Ticker | Name | Weight | EPS ttm growth % | P/E ttm | P/E fwd | Yield % |
Amazon.com, Inc. | 22.21% | 12.55 | 111.63 | 63.39 | 0 | |
Tesla, Inc. | 14.98% | 27.36 | 77.85 | 81.68 | 0 | |
The Home Depot, Inc. | 6.76% | -1.61 | 20.07 | 21.15 | 2.60 | |
McDonald's Corp. | 4.18% | 33.85 | 25.61 | 24.05 | 2.19 | |
Lowe's Cos., Inc. | 2.80% | -19.97 | 21.67 | 16.37 | 2.00 | |
NIKE, Inc. | 2.56% | -14.00 | 29.83 | 25.85 | 1.41 | |
Booking Holdings, Inc. | 2.39% | 208.74 | 27.29 | 21.96 | 0 | |
Starbucks Corp. | 2.28% | -7.65 | 29.30 | 27.83 | 2.20 | |
The TJX Cos., Inc. | 2.18% | 21.64 | 27.11 | 24.88 | 1.44 | |
O'Reilly Automotive, Inc. | 1.18% | 13.84 | 25.81 | 24.61 | 0 |
Ratios by Portfolio123
VCR has outperformed XLY by a very short margin since 2/1/2004: 33 bps in annualized return. It is also a bit more volatile, and as a result the two funds have almost the same Sharpe ratio (risk-adjusted performance).

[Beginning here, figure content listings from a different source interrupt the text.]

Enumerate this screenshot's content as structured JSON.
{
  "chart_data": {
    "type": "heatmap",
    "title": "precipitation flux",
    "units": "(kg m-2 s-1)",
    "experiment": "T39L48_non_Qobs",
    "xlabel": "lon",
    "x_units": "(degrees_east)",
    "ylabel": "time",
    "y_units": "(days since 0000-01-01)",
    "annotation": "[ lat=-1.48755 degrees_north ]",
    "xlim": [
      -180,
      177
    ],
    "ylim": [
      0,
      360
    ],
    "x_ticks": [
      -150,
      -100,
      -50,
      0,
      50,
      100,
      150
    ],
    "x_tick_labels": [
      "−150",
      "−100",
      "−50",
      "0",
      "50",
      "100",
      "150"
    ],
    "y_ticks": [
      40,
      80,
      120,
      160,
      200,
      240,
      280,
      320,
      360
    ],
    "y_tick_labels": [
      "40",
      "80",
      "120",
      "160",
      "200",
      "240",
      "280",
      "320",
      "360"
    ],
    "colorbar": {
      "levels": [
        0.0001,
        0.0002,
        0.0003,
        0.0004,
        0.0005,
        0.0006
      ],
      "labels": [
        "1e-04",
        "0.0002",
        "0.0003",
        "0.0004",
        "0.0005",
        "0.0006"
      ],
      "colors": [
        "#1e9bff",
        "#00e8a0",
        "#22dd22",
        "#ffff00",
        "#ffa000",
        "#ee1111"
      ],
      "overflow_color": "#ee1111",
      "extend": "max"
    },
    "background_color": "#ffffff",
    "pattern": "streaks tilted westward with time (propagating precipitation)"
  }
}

Total Return | Annual Return | Drawdown | Sharpe | Volatility | |
VCR | 646.40% | 10.79% | -61.54% | 0.54 | 19.85% |
XLY | 604.49% | 10.46% | -59.05% | 0.55 | 18.83% |
Data calculated with Portfolio123
In summary, VCR is a good product with cheap management fees for investors seeking capital-weighted exposure in consumer cyclicals. It holds 308 stocks including large, mid- and small caps, whereas XLY has only 54 holdings in larger companies. However, it doesn't make a significant difference in performance since 2004. VCR is a good choice for long-term investors, but XLY is a better instrument for tactical allocation and trading, thanks to higher trading volumes. Both funds are overweight in two companies: Amazon and Tesla. Investors seeking a more diversified portfolio may prefer Invesco S&P 500 Equal Weight Consumer Discretionary ETF ( RSPD ).
Dashboard List
I use the first table to calculate value and quality scores. It may also be used in a stock-picking process to check how companies stand among their peers. For example, the EY column tells us that a retail company with an Earnings Yield above 0.0487 (or price/earnings below 20.53) is in the better half of the industry regarding this metric. A Dashboard List is sent every month with the most profitable companies standing in the better half among their peers regarding the three valuation metrics at the same time. The list below was sent several weeks ago based on data available at this time.
Chico's FAS, Inc. | |
Designer Brands, Inc. | |
Victoria's Secret & Co. | |
Asbury Automotive Group, Inc. | |
Williams-Sonoma, Inc. | |
Expedia Group, Inc. | |
Dave & Buster's Entertainment, Inc. | |
Bloomin' Brands, Inc. | |
Sally Beauty Holdings, Inc. |
It is a rotating list with a statistical bias toward excess returns on the long term, not the result of an analysis of each stock.